Pero tampoco es este libro concesivo con ese país, al mostrar sin anestesia “las patas flacas del milagro chino”. Anverso y reverso. En Polonia se afirma que viven su mejor momento desde el siglo XVI. Además, se escucha decir que “la mejor ayuda es la condicionada”. Este punto merece seminarios de discusión, porque refuta teorías sobre la dependencia, la opresión y los cercenamientos de la soberanía nacional. En lugar de arroparse con soberbias dignidades que sólo garantizan la decadencia, ese sufrido país ha optado por el realismo que lo lleva a tener un futuro espléndido y bastante cercano.
La pobreza en el mundo disminuye, aunque nos suene a cuento de Navidad. En algunas regiones aún mantiene una dimensión intolerable, es cierto, pero ha comenzado a caer de manera dramática, menos, por supuesto, en América latina.

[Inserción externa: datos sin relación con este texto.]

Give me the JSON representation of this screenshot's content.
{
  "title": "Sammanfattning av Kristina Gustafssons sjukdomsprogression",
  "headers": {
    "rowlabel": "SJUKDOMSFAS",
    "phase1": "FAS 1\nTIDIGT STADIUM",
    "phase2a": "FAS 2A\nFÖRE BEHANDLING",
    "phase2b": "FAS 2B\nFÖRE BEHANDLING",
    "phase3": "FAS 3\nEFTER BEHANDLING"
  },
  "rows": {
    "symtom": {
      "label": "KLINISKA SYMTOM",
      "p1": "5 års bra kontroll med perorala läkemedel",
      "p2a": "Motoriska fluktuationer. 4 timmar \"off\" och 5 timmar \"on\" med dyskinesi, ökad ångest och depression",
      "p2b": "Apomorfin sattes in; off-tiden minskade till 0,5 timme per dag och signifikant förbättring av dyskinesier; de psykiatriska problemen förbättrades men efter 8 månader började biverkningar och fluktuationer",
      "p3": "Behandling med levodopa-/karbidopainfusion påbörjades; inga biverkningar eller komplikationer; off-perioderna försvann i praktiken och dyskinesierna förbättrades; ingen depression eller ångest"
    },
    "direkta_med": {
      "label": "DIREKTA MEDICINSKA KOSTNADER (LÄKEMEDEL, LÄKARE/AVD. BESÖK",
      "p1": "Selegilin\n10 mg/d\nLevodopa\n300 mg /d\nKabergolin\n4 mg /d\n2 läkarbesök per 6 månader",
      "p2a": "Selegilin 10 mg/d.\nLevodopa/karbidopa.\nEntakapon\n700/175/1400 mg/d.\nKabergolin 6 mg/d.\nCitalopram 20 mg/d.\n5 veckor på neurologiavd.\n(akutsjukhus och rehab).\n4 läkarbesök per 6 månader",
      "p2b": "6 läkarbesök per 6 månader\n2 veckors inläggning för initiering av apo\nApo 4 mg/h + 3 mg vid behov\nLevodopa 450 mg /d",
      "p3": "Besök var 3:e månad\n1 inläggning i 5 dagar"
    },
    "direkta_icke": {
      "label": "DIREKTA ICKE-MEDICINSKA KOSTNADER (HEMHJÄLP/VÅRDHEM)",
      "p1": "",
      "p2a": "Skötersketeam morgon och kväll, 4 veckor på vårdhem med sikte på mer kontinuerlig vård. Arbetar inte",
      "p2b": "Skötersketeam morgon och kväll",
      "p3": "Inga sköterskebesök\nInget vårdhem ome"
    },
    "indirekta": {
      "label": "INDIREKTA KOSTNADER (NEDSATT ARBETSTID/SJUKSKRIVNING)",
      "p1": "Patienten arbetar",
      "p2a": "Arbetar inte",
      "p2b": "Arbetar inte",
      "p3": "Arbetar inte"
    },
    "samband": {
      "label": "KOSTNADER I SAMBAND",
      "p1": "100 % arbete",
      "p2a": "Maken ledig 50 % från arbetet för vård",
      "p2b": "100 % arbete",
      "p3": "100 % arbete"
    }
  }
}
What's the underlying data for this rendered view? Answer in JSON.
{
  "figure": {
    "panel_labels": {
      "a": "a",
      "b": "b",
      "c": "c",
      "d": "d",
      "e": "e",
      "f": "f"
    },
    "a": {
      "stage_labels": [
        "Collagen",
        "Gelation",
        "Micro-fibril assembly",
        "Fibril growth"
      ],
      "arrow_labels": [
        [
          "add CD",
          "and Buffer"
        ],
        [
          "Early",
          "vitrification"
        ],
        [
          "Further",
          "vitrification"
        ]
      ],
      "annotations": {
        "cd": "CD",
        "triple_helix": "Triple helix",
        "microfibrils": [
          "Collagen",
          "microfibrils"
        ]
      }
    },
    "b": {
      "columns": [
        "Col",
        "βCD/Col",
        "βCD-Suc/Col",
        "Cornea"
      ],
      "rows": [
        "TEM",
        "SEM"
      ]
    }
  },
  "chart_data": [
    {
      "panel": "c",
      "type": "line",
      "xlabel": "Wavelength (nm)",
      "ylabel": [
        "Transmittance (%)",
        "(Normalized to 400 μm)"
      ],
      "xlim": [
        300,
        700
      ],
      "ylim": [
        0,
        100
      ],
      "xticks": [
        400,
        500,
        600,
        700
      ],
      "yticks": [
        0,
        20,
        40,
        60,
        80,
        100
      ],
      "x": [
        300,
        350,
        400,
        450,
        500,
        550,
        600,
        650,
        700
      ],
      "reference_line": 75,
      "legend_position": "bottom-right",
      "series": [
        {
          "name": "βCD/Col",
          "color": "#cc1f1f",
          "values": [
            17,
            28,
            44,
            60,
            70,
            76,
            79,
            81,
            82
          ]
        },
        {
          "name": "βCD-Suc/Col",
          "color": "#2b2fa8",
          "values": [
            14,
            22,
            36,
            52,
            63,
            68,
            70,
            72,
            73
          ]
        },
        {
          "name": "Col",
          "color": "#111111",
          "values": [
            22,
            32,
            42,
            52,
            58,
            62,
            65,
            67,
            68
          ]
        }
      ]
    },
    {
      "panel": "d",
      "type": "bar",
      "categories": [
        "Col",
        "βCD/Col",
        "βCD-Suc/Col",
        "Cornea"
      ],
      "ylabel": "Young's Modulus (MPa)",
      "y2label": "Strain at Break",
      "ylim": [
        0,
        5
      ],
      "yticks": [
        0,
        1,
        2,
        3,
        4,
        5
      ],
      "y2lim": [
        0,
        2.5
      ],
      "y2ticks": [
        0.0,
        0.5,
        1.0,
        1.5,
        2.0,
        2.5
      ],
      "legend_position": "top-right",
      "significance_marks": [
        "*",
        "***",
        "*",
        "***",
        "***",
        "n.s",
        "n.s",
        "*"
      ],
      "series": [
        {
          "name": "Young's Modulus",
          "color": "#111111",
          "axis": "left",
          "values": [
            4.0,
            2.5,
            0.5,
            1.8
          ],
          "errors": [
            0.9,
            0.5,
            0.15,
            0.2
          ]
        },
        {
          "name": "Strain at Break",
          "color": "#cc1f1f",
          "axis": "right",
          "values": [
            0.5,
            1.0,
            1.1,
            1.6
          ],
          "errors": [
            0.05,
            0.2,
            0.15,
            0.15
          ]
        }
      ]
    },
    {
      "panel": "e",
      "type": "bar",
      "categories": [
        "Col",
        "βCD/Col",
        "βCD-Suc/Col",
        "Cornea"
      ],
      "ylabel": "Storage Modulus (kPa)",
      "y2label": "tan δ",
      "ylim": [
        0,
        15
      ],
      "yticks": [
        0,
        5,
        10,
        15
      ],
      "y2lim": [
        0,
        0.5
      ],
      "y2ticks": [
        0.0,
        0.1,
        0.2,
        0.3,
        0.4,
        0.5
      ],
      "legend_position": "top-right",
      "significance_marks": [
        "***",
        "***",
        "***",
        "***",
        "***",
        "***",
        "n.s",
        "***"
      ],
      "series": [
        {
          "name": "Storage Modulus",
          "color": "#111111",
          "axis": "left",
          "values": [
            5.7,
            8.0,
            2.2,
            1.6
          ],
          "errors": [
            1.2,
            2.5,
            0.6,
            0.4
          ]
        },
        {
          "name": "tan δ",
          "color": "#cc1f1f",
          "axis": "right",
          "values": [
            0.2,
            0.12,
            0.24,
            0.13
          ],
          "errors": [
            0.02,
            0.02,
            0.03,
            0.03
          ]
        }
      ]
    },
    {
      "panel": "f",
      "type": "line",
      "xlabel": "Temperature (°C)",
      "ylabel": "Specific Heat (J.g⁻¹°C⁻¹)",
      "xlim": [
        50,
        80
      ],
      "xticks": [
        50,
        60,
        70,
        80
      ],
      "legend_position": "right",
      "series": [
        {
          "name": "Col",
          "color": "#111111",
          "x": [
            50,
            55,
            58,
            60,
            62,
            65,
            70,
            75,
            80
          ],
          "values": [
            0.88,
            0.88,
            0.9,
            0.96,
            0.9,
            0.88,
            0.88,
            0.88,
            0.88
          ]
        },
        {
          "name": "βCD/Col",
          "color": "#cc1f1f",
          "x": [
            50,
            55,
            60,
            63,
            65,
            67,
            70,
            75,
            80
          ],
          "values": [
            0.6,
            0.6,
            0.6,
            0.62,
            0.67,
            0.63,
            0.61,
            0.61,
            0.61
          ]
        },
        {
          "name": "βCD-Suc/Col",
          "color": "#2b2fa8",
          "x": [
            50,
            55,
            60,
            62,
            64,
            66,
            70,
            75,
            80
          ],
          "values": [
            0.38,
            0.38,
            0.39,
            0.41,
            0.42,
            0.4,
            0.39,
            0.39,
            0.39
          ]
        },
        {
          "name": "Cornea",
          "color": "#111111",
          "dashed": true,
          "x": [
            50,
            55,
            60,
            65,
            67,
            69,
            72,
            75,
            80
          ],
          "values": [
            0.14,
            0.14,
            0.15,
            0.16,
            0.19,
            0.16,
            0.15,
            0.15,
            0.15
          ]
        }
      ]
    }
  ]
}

La globalización, lejos de incrementar la miseria, ayuda a eliminarla. Suena increíble, pero los documentos de la prueba están a la vista. En veinte años, el porcentaje de la gente que vive en la extrema pobreza, es decir que sólo alcanza a recibir no más de un dólar diario, cayó del 40 al 21%. También ha disminuido el número de personas que viven con sólo dos dólares diarios. Aunque esta evolución no es tan rápida como desearíamos, revela una clara tendencia.

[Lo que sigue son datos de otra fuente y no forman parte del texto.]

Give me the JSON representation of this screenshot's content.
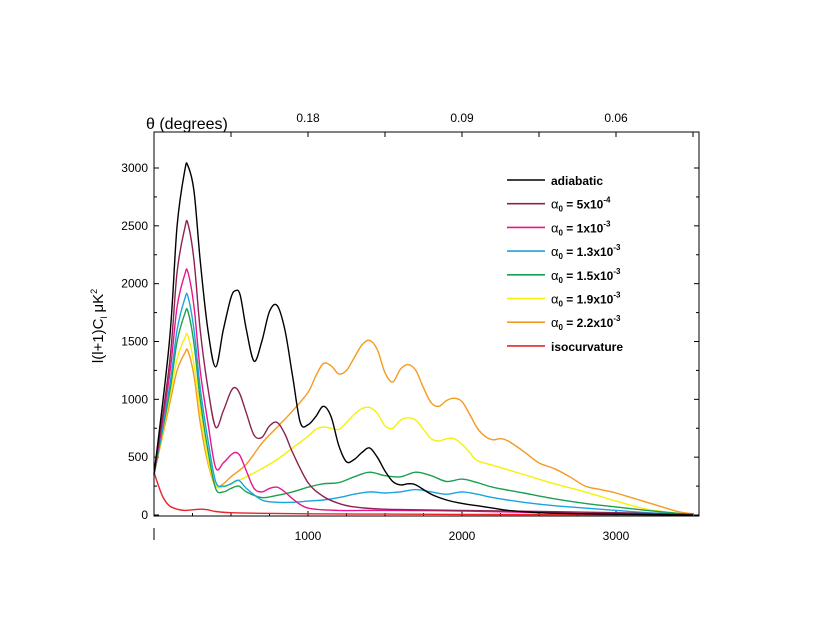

La reducción de la pobreza es más acelerada en los países del sudeste asiático, donde habita la mayor parte de la humanidad. China, con su conversión a la propiedad privada, logró sacar de la pobreza a más de 250 millones de personas en veinte años, según cifras oficiales. Los países del sudeste asiático atraen inversiones productivas de una forma exponencial. Hasta hace tres décadas sólo les llegaba el 45% de las inversiones que iban a las regiones en vías de desarrollo; ahora han trepado al 63%, y esa cifra seguirá aumentando. China, sin contar Hong Kong, capta 60 mil millones de dólares en inversiones directas por año, mientras que todos los países de América latina y el Caribe, desde el río Grande al Polo Sur, sólo captan 56 millones. Otro dato deprimente es que las remesas que envían a sus familias los latinoamericanos radicados en el exterior ya superan a las inversiones. Salteo la reproducción de otros datos para no afectar el placer de descubrirlos en abundancia durante la lectura del libro. Pero vale la pena atender a una pregunta del autor: “¿Qué hacen los chinos, los irlandeses, los polacos, los checos y los chilenos para atraer capitales extranjeros? Pues miran a su alrededor, en lugar de mirar hacia adentro. En lugar de compararse con cómo estaban ellos mismos hace cinco o diez años, se comparan con el resto del mundo y tratan de ganar posiciones en la competencia mundial por las inversiones y las exportaciones. Ven la economía mundial como un tren en marcha, en el que uno se monta o se queda atrás. Y, tal como me lo señalaron altos funcionarios chinos en Pekín, en lugar de enfrascarse en interminables discusiones sobre los defectos y las virtudes del libre comercio, o del neoliberalismo, o del imperialismo de turno, China se concentra en el tema que considera prioritario: la competitividad. Y lo mismo ocurre con Irlanda, Polonia o la República Checa, que ya son parte de acuerdos de libre comercio regionales, pero saben que la clave del progreso económico es ser más competitivos que los demás”.
Es la conducta opuesta a la de América latina, con pocas excepciones. Nuestra desgracia radica en que se prefiere continuar perdiendo el tiempo con fijaciones ideológicas arcaicas en vez de tomar un buen telescopio y aprender de los que en verdad disminuyen su dolorosa área de pobres y excluidos porque enderezan la marcha hacia la colina del progreso verdadero con medidas racionales, modernas y tenaces.